Krupp fait alors une proposition qui paraît prometteuse : développer un canon antichar/canon
de char spécialement adapté à partir du Flak-41 de Rheinmetall. Mais si cette proposition est
acceptée avec joie, ces canons ne pourront être disponibles avant la fin de 1943.
[D’après l’ouvrage de Maurice Héninger « L’épreuve du feu – L’évolution des outils
militaires durant la Deuxième Guerre Mondiale » (Plon Ed., Paris, 1985)]
Les balbutiements du premier chasseur à réaction
Augsbourg – Le Fl.Kptn Fritz Wendel commence les essais de roulage du Me 262 V3, le
premier prototype uniquement propulsé par deux turboréacteurs Jumo 004. Après deux
longueurs de piste sur le terrain privé de Messerschmitt, le test doit être interrompu en raison
d’une panne de compresseur sur la turbine gauche.
8 au 11 juillet
12 juillet
Un 190 pour la haute altitude
Usines Focke-Wulf de Dessau (Allemagne) – Premier essai du Fw 190 V13, propulsé par un
moteur DB-603. Cet avion, le premier d’une série de cellules de “développement” (d’où la
lettre “V”), fait partie du programme d’amélioration du Fw 190, destiné à accroître les
performances de l’appareil à haute altitude. Ce programme comprend des avions à moteur
DB-603, à moteur BMW-801 et à moteur Jumo-213. Le BMW-801 TJ à turbocompresseur
commençant à être très en retard, les espoirs reposent dans l’immédiat sur les moteurs DB603 et Jumo-213.
13 juillet
14 juillet
Téléguidage
Hammaguir – Au cœur du Sahara aussi, on veut célébrer la Fête Nationale.

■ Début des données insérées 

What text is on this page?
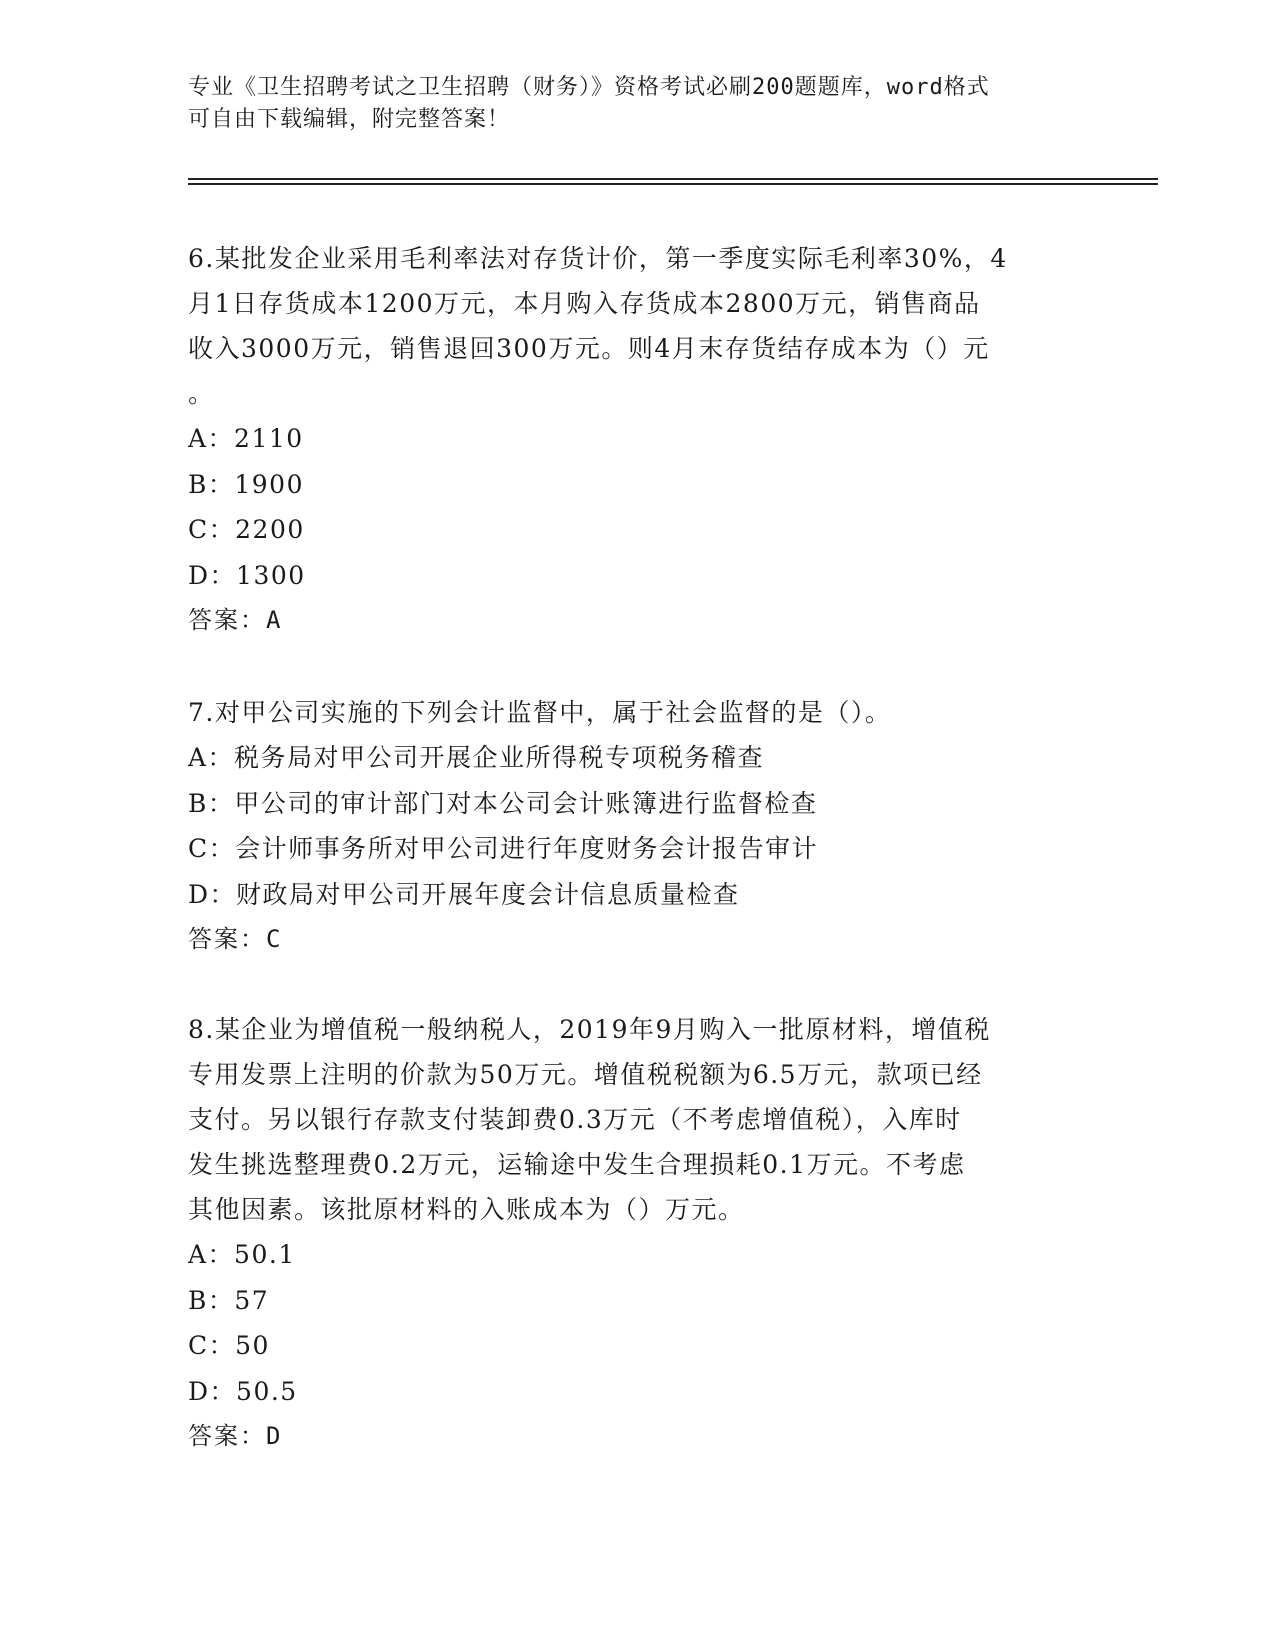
专业《卫生招聘考试之卫生招聘（财务）》资格考试必刷200题题库，word格式
可自由下载编辑，附完整答案！

6.某批发企业采用毛利率法对存货计价，第一季度实际毛利率30%，4
月1日存货成本1200万元，本月购入存货成本2800万元，销售商品
收入3000万元，销售退回300万元。则4月末存货结存成本为（）元
。

A：2110
B：1900
C：2200
D：1300
答案：A

7.对甲公司实施的下列会计监督中，属于社会监督的是（）。

A：税务局对甲公司开展企业所得税专项税务稽查
B：甲公司的审计部门对本公司会计账簿进行监督检查
C：会计师事务所对甲公司进行年度财务会计报告审计
D：财政局对甲公司开展年度会计信息质量检查
答案：C

8.某企业为增值税一般纳税人，2019年9月购入一批原材料，增值税
专用发票上注明的价款为50万元。增值税税额为6.5万元，款项已经
支付。另以银行存款支付装卸费0.3万元（不考虑增值税），入库时
发生挑选整理费0.2万元，运输途中发生合理损耗0.1万元。不考虑
其他因素。该批原材料的入账成本为（）万元。

A：50.1
B：57
C：50
D：50.5
答案：D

Le MB-161 Bordeaux, superbe dans sa livrée rouge et blanche haute visibilité, vole 4 000 m
au-dessus du désert. A ses côtés, un Potez 63-11 rescapés des combats de 40-41 emporte un
caméraman dans son nez vitré. Au sol, théodolites, enregistreurs Hussenot, équipes de
récupération, tout est en place.
Dans ce qui aurait dû être la cabine passagers du quadrimoteur si la guerre n’était pas passée
par là, les ingénieurs surveillent leurs instruments de mesures. Sur le dos du Bordeaux, le
Leduc 005 (ainsi baptisé car « il s’agissait d’un demi-010 ») est fin prêt. Le pilote Jean
Gonord met le grand composite en léger piqué, à 300 km/h. La manœuvre est délicate : si la
radio flanche, si le modèle n’effectue pas sa séparation correctement…

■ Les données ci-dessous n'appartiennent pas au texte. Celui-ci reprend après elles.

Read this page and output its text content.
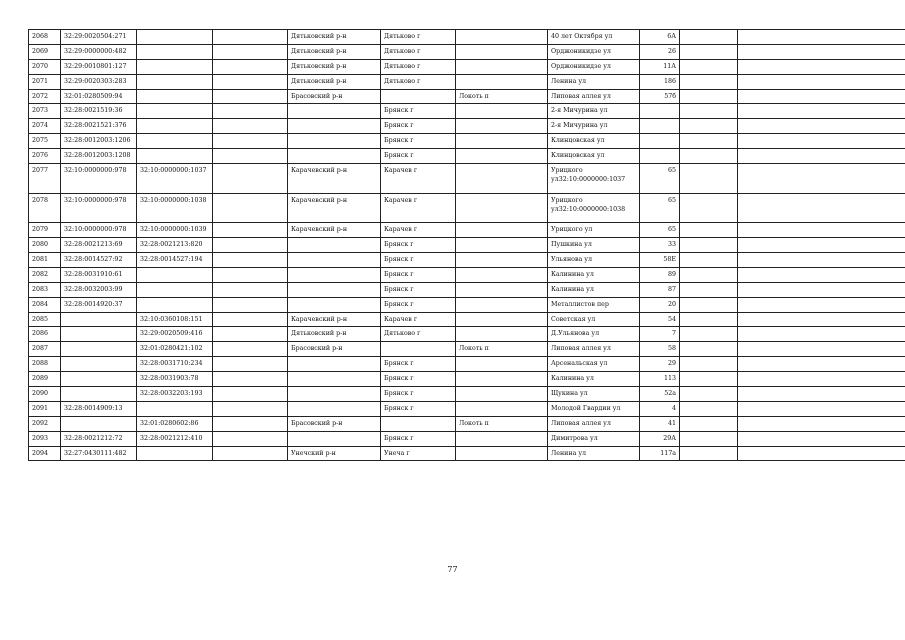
2068	32:29:0020504:271			Дятьковский р-н	Дятьково г		40 лет Октября ул	6А		
2069	32:29:0000000:482			Дятьковский р-н	Дятьково г		Орджоникидзе ул	26		
2070	32:29:0010801:127			Дятьковский р-н	Дятьково г		Орджоникидзе ул	11А		
2071	32:29:0020303:283			Дятьковский р-н	Дятьково г		Ленина ул	186		
2072	32:01:0280509:94			Брасовский р-н		Локоть п	Липовая аллея ул	57б		
2073	32:28:0021519:36				Брянск г		2-я Мичурина ул			
2074	32:28:0021521:376				Брянск г		2-я Мичурина ул			
2075	32:28:0012003:1206				Брянск г		Клинцовская ул			
2076	32:28:0012003:1208				Брянск г		Клинцовская ул			
2077	32:10:0000000:978	32:10:0000000:1037		Карачевский р-н	Карачев г		Урицкого ул32:10:0000000:1037	65		
2078	32:10:0000000:978	32:10:0000000:1038		Карачевский р-н	Карачев г		Урицкого ул32:10:0000000:1038	65		
2079	32:10:0000000:978	32:10:0000000:1039		Карачевский р-н	Карачев г		Урицкого ул	65		
2080	32:28:0021213:69	32:28:0021213:820			Брянск г		Пушкина ул	33		
2081	32:28:0014527:92	32:28:0014527:194			Брянск г		Ульянова ул	58Е		
2082	32:28:0031910:61				Брянск г		Калинина ул	89		
2083	32:28:0032003:99				Брянск г		Калинина ул	87		
2084	32:28:0014920:37				Брянск г		Металлистов пер	20		
2085		32:10:0360108:151		Карачевский р-н	Карачев г		Советская ул	54		
2086		32:29:0020509:416		Дятьковский р-н	Дятьково г		Д.Ульянова ул	7		
2087		32:01:0280421:102		Брасовский р-н		Локоть п	Липовая аллея ул	58		
2088		32:28:0031710:234			Брянск г		Арсенальская ул	29		
2089		32:28:0031903:78			Брянск г		Калинина ул	113		
2090		32:28:0032203:193			Брянск г		Щукина ул	52а		
2091	32:28:0014909:13				Брянск г		Молодой Гвардии ул	4		
2092		32:01:0280602:86		Брасовский р-н		Локоть п	Липовая аллея ул	41		
2093	32:28:0021212:72	32:28:0021212:410			Брянск г		Димитрова ул	29А		
2094	32:27:0430111:482			Унечский р-н	Унеча г		Ленина ул	117а		
77
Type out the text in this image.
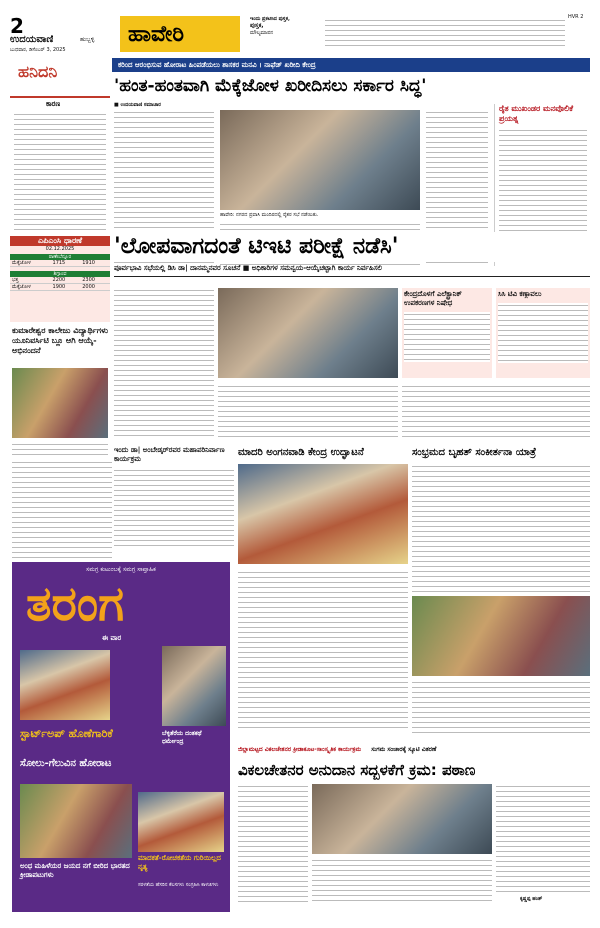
2
ಉದಯವಾಣಿ	ಹುಬ್ಬಳ್ಳಿ
ಬುಧವಾರ, ಡಿಸೆಂಬರ್ 3, 2025
ಹಾವೇರಿ
ಇಂದು ಪ್ರಕಟಿಸಿದ ಪುಸ್ತಕ,
ಪುಸ್ತಕ,
ಮೌಲ್ಯಮಾಪನ
HVR 2
ಕರಿಂದ ಆರಂಭಿಸುವ ಹೋರಾಟ ಹಿಂಪಡೆಯಲು ಶಾಸಕರ ಮನವಿ । ನಾಫೆಡ್ ಖರೀದಿ ಕೇಂದ್ರ
ಹನಿದನಿ
ಕಾರಣ
ಎಪಿಎಂಸಿ ಧಾರಣೆ
02.12.2025
ರಾಣೇಬೆನ್ನೂರ
ಮೆಕ್ಕೆಜೋಳ	1715	1910
ಶಿಗ್ಗಾಂವ
ಭತ್ತ	2200	2300
ಮೆಕ್ಕೆಜೋಳ	1900	2000
ಕುಮಾರೇಶ್ವರ ಕಾಲೇಜು ವಿದ್ಯಾರ್ಥಿಗಳು ಯೂನಿವರ್ಸಿಟಿ ಬ್ಲೂ ಆಗಿ ಆಯ್ಕೆ-ಅಭಿನಂದನೆ
ಸಮಗ್ರ ಕುಟುಂಬಕ್ಕೆ ಸಮಗ್ರ ಸಾಪ್ತಾಹಿಕ
ತರಂಗ
ಈ ವಾರ
ಬೆಳ್ಳಿತೆರೆಯ ದಂತಕಥೆ ಧರ್ಮೇಂದ್ರ
ಸ್ಟಾರ್ಟ್ಅಪ್ ಹೊಣೆಗಾರಿಕೆ
ಸೋಲು-ಗೆಲುವಿನ ಹೋರಾಟ
ಮಾದಕತೆ-ರೋಚಕತೆಯ ಗುರಿಯಿಲ್ಲದ ನೃತ್ಯ
ಅಂಧ ಮಹಿಳೆಯರ ಜಯದ ನಗೆ ಬೀರಿದ ಭಾರತದ ಕ್ರೀಡಾಪಟುಗಳು
ಸರಳತೆಯ ಹೆಸರಿನ ಕೆಲಸಗಳು ಸಂಗ್ರಹಿಸಿ ಕಾಳಜಿಗಳು
'ಹಂತ-ಹಂತವಾಗಿ ಮೆಕ್ಕೆಜೋಳ ಖರೀದಿಸಲು ಸರ್ಕಾರ ಸಿದ್ಧ'
■ ಉದಯವಾಣಿ ಸಮಾಚಾರ
ಹಾವೇರಿ: ನಗರದ ಪ್ರವಾಸಿ ಮಂದಿರದಲ್ಲಿ ರೈತರ ಸಭೆ ನಡೆಯಿತು.
ರೈತ ಮುಖಂಡರ ಮನವೊಲಿಕೆ ಪ್ರಯತ್ನ
'ಲೋಪವಾಗದಂತೆ ಟಿಇಟಿ ಪರೀಕ್ಷೆ ನಡೆಸಿ'
ಪೂರ್ವಭಾವಿ ಸಭೆಯಲ್ಲಿ ಡಿಸಿ ಡಾ| ದಾನಮ್ಮನವರ ಸೂಚನೆ ■ ಅಧಿಕಾರಿಗಳ ಸಮನ್ವಯ-ಆಯ್ಕೆಚಟ್ಟಾಗಿ ಕಾರ್ಯ ನಿರ್ವಹಿಸಲಿ
ಕೇಂದ್ರದೊಳಗೆ ಎಲೆಕ್ಟ್ರಾನಿಕ್ ಉಪಕರಣಗಳ ನಿಷೇಧ
ಸಿಸಿ ಟಿವಿ ಕಣ್ಗಾವಲು
ಇಂದು ಡಾ| ಅಂಬೇಡ್ಕರ್‌ರವರ ಮಹಾಪರಿನಿರ್ವಾಣ ಕಾರ್ಯಕ್ರಮ
ಮಾದರಿ ಅಂಗನವಾಡಿ ಕೇಂದ್ರ ಉದ್ಘಾಟನೆ	ಸಂಭ್ರಮದ ಬೃಹತ್ ಸಂಕೀರ್ತನಾ ಯಾತ್ರೆ
ಜಿಲ್ಲಾಮಟ್ಟದ ವಿಕಲಚೇತನರ ಕ್ರೀಡಾಕೂಟ-ಸಾಂಸ್ಕೃತಿಕ ಕಾರ್ಯಕ್ರಮ ಸುಗಮ ಸಂಚಾರಕ್ಕೆ ಸ್ಕೂಟಿ ವಿತರಣೆ
ವಿಕಲಚೇತನರ ಅನುದಾನ ಸದ್ಬಳಕೆಗೆ ಕ್ರಮ: ಪಠಾಣ
ಕೃಷ್ಣಪ್ಪ ಹಂತ್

Au top donné par le navigateur du Potez, le modèle est libéré. Il se sépare immédiatement du
quadrimoteur qui accentue alors sa descente, « au cas où… » comme le racontera Gonord. Le
guidage radio commence alors sans problème, éprouvé qu’il a été sur le MB-175 pendant
plusieurs mois. Quelques minutes d’évolution plus tard, le modèle se pose sagement sous son
parachute. Vive la France !
15 au 17 juillet
18 juillet
Les progrès de la réaction
Ulm (Allemagne) – En fin de matinée, sur l’aérodrome de Lepheim, choisi pour la longueur
de sa piste, Fritz Wendel, pilote d’essai de Messerschmitt, fait décoller le Me 262V3 (code PC
+ UC), premier prototype du Me 262 propulsé par des turboréacteurs (les prototypes V9 et
V10 du Jumo 004). Le décollage est laborieux, car l’appareil, à train classique, est très
difficile à contrôler au manche à l’approche du point de rotation (quand il faut lever la queue
pour passer en ligne de vol). Cependant, une fois dans les airs, les performances sont
sidérantes ; Wendel atteint 720 km/h à 3 500 m.